Moore to love
The New York Botanical Garden opens its gates to master sculptor Henry Moore.
Thu May 22 2008
Photograph: Anita Feldman/Henry Moore Foundation
There were considerable logistics involved in transporting 20 monumental sculptures by the late Henry Moore from London’s Kew Gardens to the New York Botanical Garden for the Bronx institution’s new exhibit, “Moore in America.” The pieces, some of which weigh nearly 5 tons and measure more than 20 feet tall, had to be shipped across the Atlantic and couldn’t be driven over roads with low clearance. Once at the garden, workers had to carefully choreograph their cranes so that plants weren’t trampled when the sculptures were hoisted into position. And though the show opens Saturday 24, the precautions aren’t complete: A lightweight fiberglass sculpture, Large Reclining Figure (1984), will have to be strapped down in the event of strong winds.

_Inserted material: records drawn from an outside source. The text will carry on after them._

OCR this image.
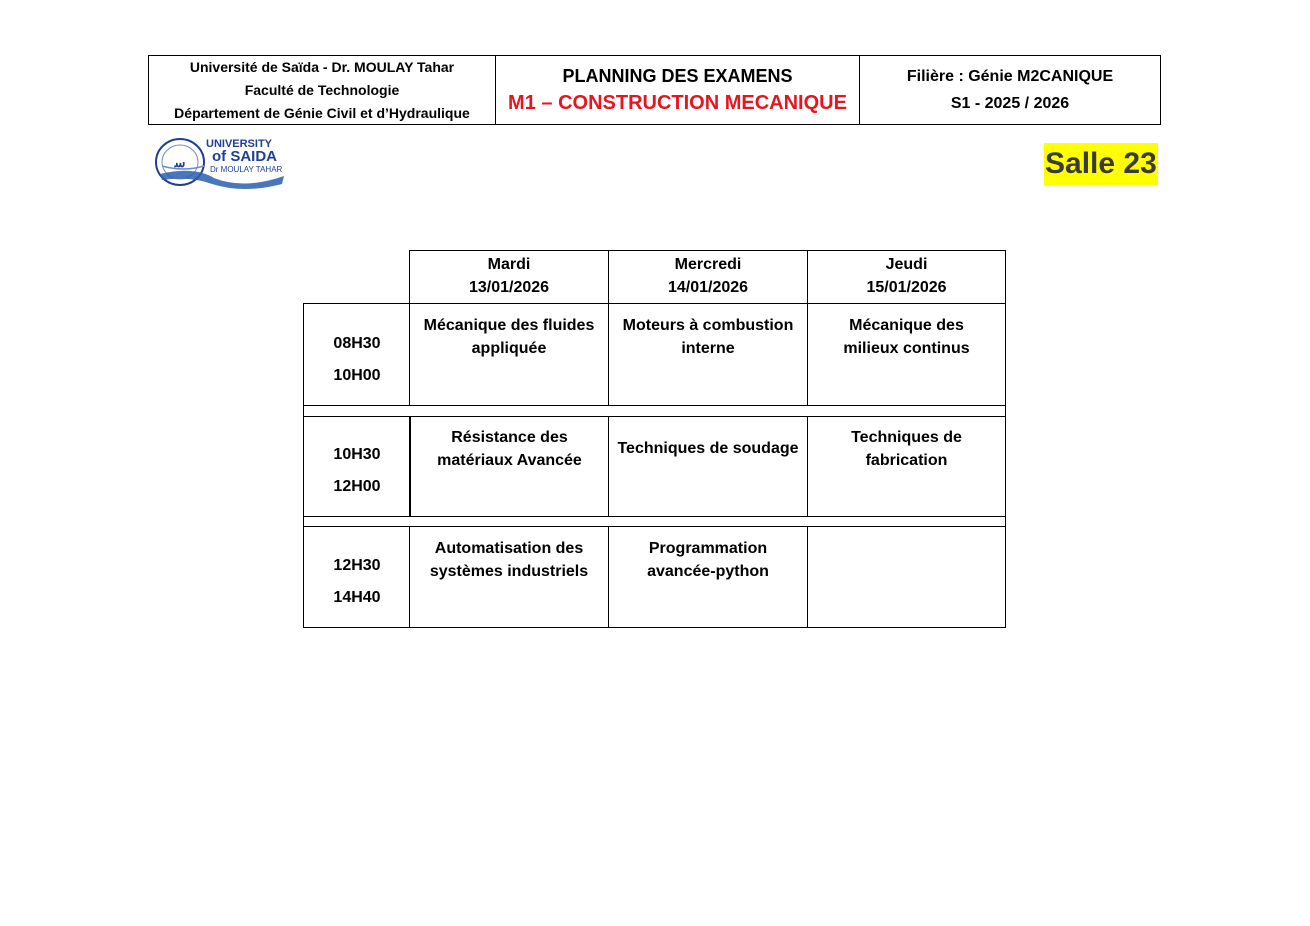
Université de Saïda - Dr. MOULAY Tahar
Faculté de Technologie
Département de Génie Civil et d’Hydraulique
PLANNING DES EXAMENS
M1 – CONSTRUCTION MECANIQUE
Filière : Génie M2CANIQUE
S1 - 2025 / 2026
ﺳ
UNIVERSITY
of SAIDA
Dr MOULAY TAHAR	Salle 23
Mardi
13/01/2026
Mercredi
14/01/2026
Jeudi
15/01/2026
08H30
10H00
Mécanique des fluides
appliquée
Moteurs à combustion
interne
Mécanique des
milieux continus
10H30
12H00
Résistance des
matériaux Avancée
Techniques de soudage
Techniques de
fabrication
12H30
14H40
Automatisation des
systèmes industriels
Programmation
avancée-python
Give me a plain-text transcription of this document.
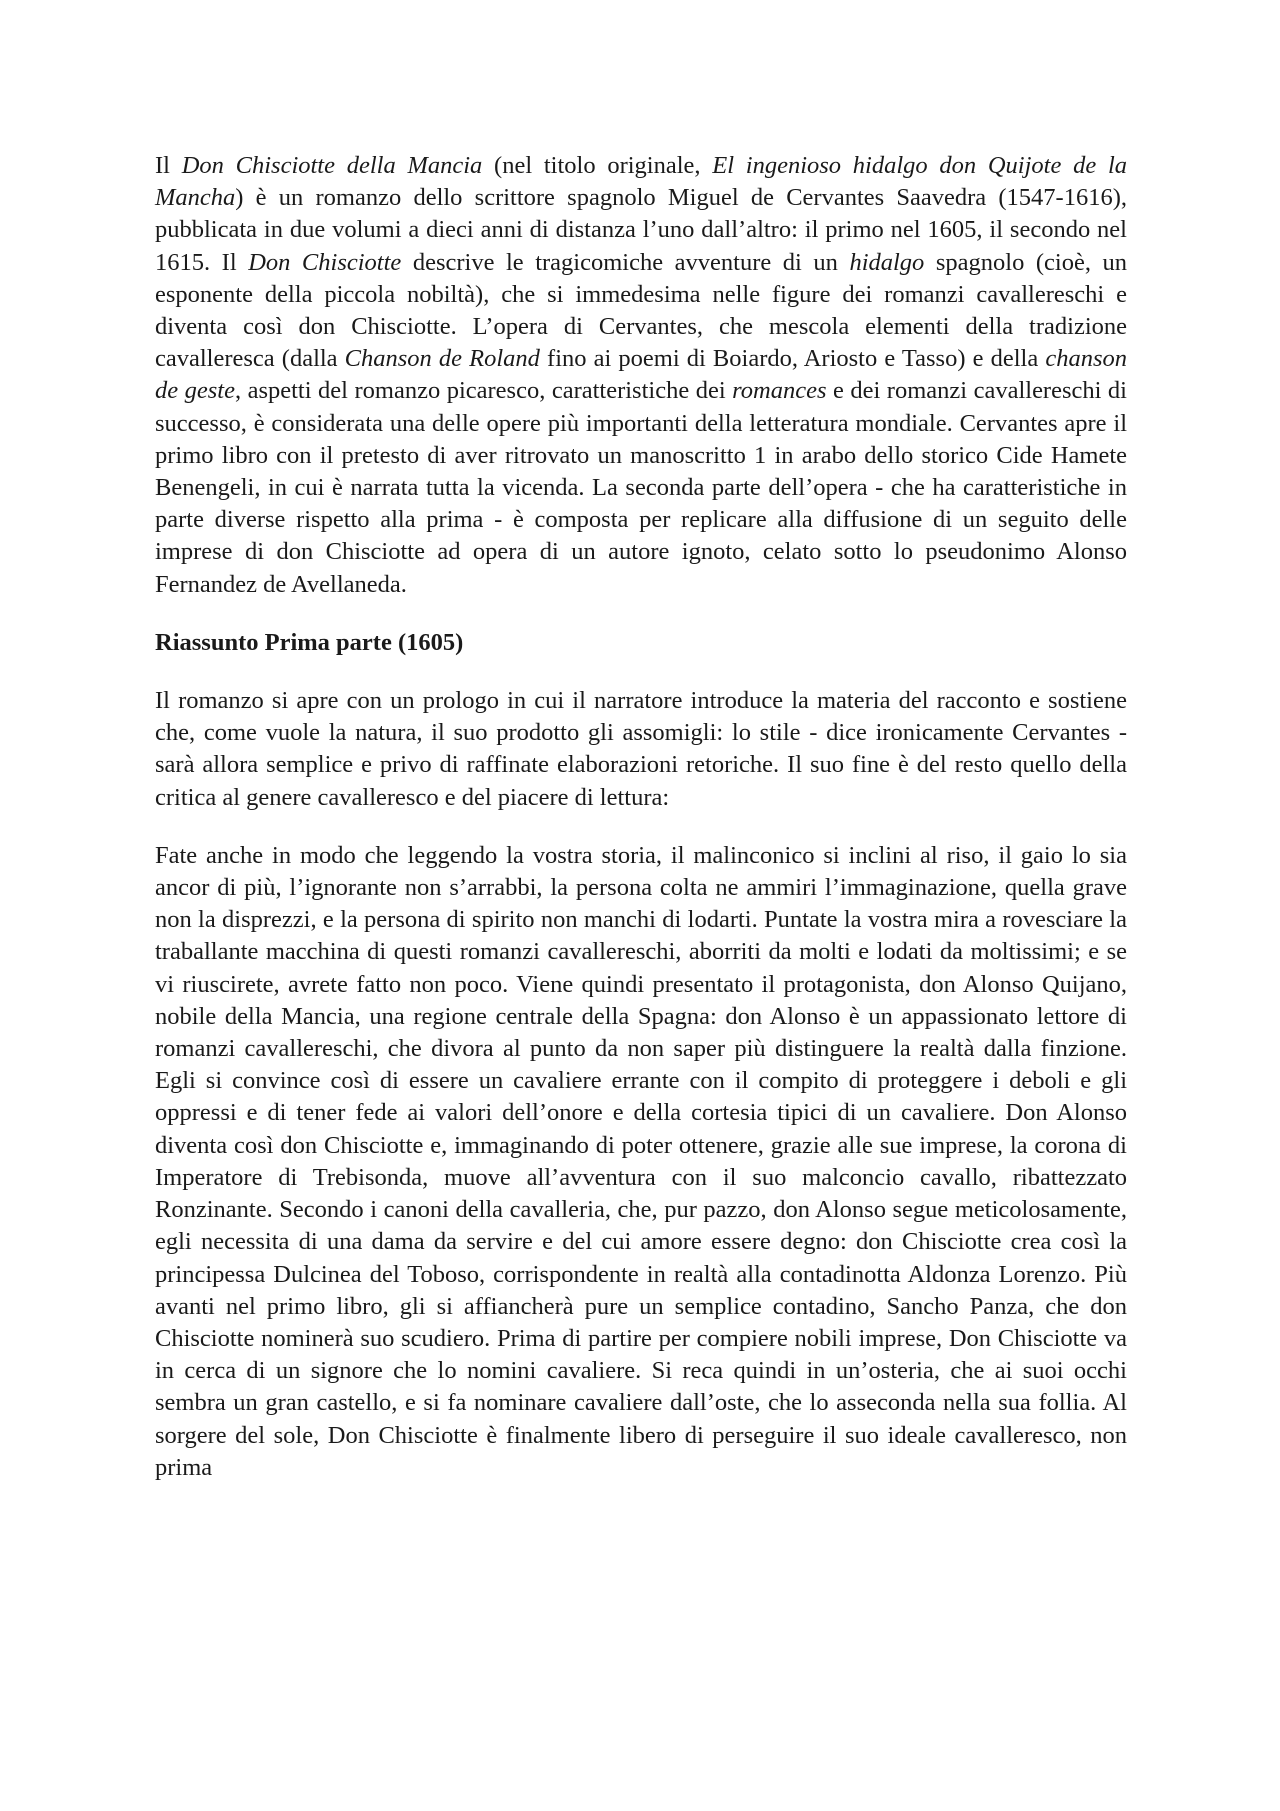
Il Don Chisciotte della Mancia (nel titolo originale, El ingenioso hidalgo don Quijote de la Mancha) è un romanzo dello scrittore spagnolo Miguel de Cervantes Saavedra (1547-1616), pubblicata in due volumi a dieci anni di distanza l’uno dall’altro: il primo nel 1605, il secondo nel 1615. Il Don Chisciotte descrive le tragicomiche avventure di un hidalgo spagnolo (cioè, un esponente della piccola nobiltà), che si immedesima nelle figure dei romanzi cavallereschi e diventa così don Chisciotte. L’opera di Cervantes, che mescola elementi della tradizione cavalleresca (dalla Chanson de Roland fino ai poemi di Boiardo, Ariosto e Tasso) e della chanson de geste, aspetti del romanzo picaresco, caratteristiche dei romances e dei romanzi cavallereschi di successo, è considerata una delle opere più importanti della letteratura mondiale. Cervantes apre il primo libro con il pretesto di aver ritrovato un manoscritto 1 in arabo dello storico Cide Hamete Benengeli, in cui è narrata tutta la vicenda. La seconda parte dell’opera - che ha caratteristiche in parte diverse rispetto alla prima - è composta per replicare alla diffusione di un seguito delle imprese di don Chisciotte ad opera di un autore ignoto, celato sotto lo pseudonimo Alonso Fernandez de Avellaneda.

Riassunto Prima parte (1605)

Il romanzo si apre con un prologo in cui il narratore introduce la materia del racconto e sostiene che, come vuole la natura, il suo prodotto gli assomigli: lo stile - dice ironicamente Cervantes - sarà allora semplice e privo di raffinate elaborazioni retoriche. Il suo fine è del resto quello della critica al genere cavalleresco e del piacere di lettura:

Fate anche in modo che leggendo la vostra storia, il malinconico si inclini al riso, il gaio lo sia ancor di più, l’ignorante non s’arrabbi, la persona colta ne ammiri l’immaginazione, quella grave non la disprezzi, e la persona di spirito non manchi di lodarti. Puntate la vostra mira a rovesciare la traballante macchina di questi romanzi cavallereschi, aborriti da molti e lodati da moltissimi; e se vi riuscirete, avrete fatto non poco. Viene quindi presentato il protagonista, don Alonso Quijano, nobile della Mancia, una regione centrale della Spagna: don Alonso è un appassionato lettore di romanzi cavallereschi, che divora al punto da non saper più distinguere la realtà dalla finzione. Egli si convince così di essere un cavaliere errante con il compito di proteggere i deboli e gli oppressi e di tener fede ai valori dell’onore e della cortesia tipici di un cavaliere. Don Alonso diventa così don Chisciotte e, immaginando di poter ottenere, grazie alle sue imprese, la corona di Imperatore di Trebisonda, muove all’avventura con il suo malconcio cavallo, ribattezzato Ronzinante. Secondo i canoni della cavalleria, che, pur pazzo, don Alonso segue meticolosamente, egli necessita di una dama da servire e del cui amore essere degno: don Chisciotte crea così la principessa Dulcinea del Toboso, corrispondente in realtà alla contadinotta Aldonza Lorenzo. Più avanti nel primo libro, gli si affiancherà pure un semplice contadino, Sancho Panza, che don Chisciotte nominerà suo scudiero. Prima di partire per compiere nobili imprese, Don Chisciotte va in cerca di un signore che lo nomini cavaliere. Si reca quindi in un’osteria, che ai suoi occhi sembra un gran castello, e si fa nominare cavaliere dall’oste, che lo asseconda nella sua follia. Al sorgere del sole, Don Chisciotte è finalmente libero di perseguire il suo ideale cavalleresco, non prima
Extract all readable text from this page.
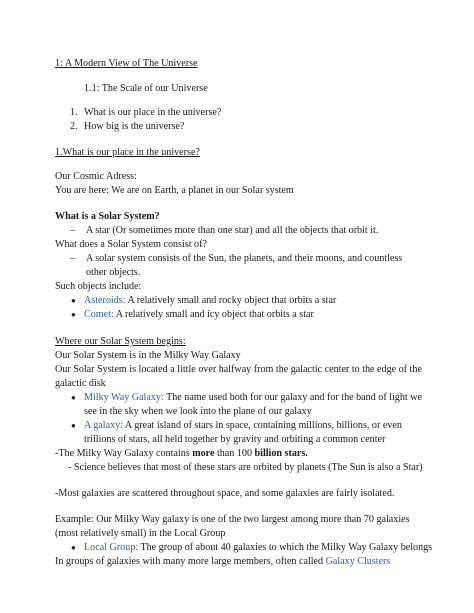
1: A Modern View of The Universe
1.1: The Scale of our Universe
1. What is our place in the universe?
2. How big is the universe?
1.What is our place in the universe?
Our Cosmic Adress:
You are here: We are on Earth, a planet in our Solar system
What is a Solar System?
– A star (Or sometimes more than one star) and all the objects that orbit it.
What does a Solar System consist of?
– A solar system consists of the Sun, the planets, and their moons, and countless
other objects.
Such objects include:
● Asteroids: A relatively small and rocky object that orbits a star
● Comet: A relatively small and icy object that orbits a star
Where our Solar System begins:
Our Solar System is in the Milky Way Galaxy
Our Solar System is located a little over halfway from the galactic center to the edge of the
galactic disk
● Milky Way Galaxy: The name used both for our galaxy and for the band of light we
see in the sky when we look into the plane of our galaxy
● A galaxy: A great island of stars in space, containing millions, billions, or even
trillions of stars, all held together by gravity and orbiting a common center
-The Milky Way Galaxy contains more than 100 billion stars.
- Science believes that most of these stars are orbited by planets (The Sun is also a Star)
-Most galaxies are scattered throughout space, and some galaxies are fairly isolated.
Example: Our Milky Way galaxy is one of the two largest among more than 70 galaxies
(most relatively small) in the Local Group
● Local Group: The group of about 40 galaxies to which the Milky Way Galaxy belongs
In groups of galaxies with many more large members, often called Galaxy Clusters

The fruits of these labors, says Henry Moore Foundation curator Anita Feldman, is an exhibition that greatly enriches both the artwork and the flora. “There’s an incredible natural harmony at play. Moore’s works make these wonderful frames for the landscape,” she explains. “And the garden setting completely changes the art. This is one of the few places we can do a big outdoor show like this. The pieces just eat space.” The park’s varied terrain is also well suited to Moore’s sculpture, which was inspired by bones, rocks, driftwood and other natural forms.
The NYBG has served as a lush, tree-lined gallery in the past—works from MoMA’s Rockefeller Sculpture Garden were housed there during the museum’s 2002–03 renovation, and Dale Chihuly’s glass curiosities were prominently displayed in 2006—but this is the grandest presentation in recent memory. “The sculptures are spread across even more of the garden,” says Todd Forrest, NYBG’s vice president of horticulture and living collections. “And while the Chihuly show was stunning, it was clearly an addition. Moore’s work is more complement than contrast.”
Placement was a key issue for the curators: Forrest presented Feldman with a range of locations, and she chose the work best suited to a particular space. Two Piece Reclining Figure: Points (1969) is located in front of a series of craggy rocks that mirror its sharp features, for example, while the rock garden was chosen for the site of a rotund Seated Woman (1958–59). “She’s very quiet and contemplative, and has this wonderful bronze patina,” says Feldman. “It’s perfect for that spot. You wouldn’t want her in the middle of a field—she’d be lost.” Feldman didn’t plan a specific order for the sculptures to be seen in and, while there is a map available with a suggested route, Forrest says he hopes visitors approach the pieces on their own terms.
“Moore in America,” which will only travel to the Atlanta Botanical Garden before the sculptures are returned to their permanent home at Perry Green in Hertfordshire, England, is by no means a retrospective of the prolific artist, who died in 1986 at age 88. But it is emblematic of his art starting in the 1950s, when he began producing large-scale works suitable for outdoor settings. Forrest’s favorite in the collection is Oval with Points (1968–70), a large bronze figure eight near the Tanyosho pines in the Ross Conifer Arboretum—he calls it “a bold, muscular beacon” that draws patrons from the visitor’s center, which is in its direct sight line. Feldman is partial to the spacious Large Two Forms (1966) on Daffodil Hill. “It’s completely unexpected—it looks different from every angle, which is the beauty of showing outdoors. And you can walk inside it and be totally enclosed by it.”
Of course, we’ll never know what Moore would think of Feldman’s choices. But he once opined that he “would rather have a piece of sculpture put in a landscape, almost any landscape, than in or on the most beautiful building I know.” How fortunate, then, that these works are in an environment that is itself a work of art.
“Moore in America” is on view at the New York Botanical Garden Saturday, May 24–Sunday, Nov 2.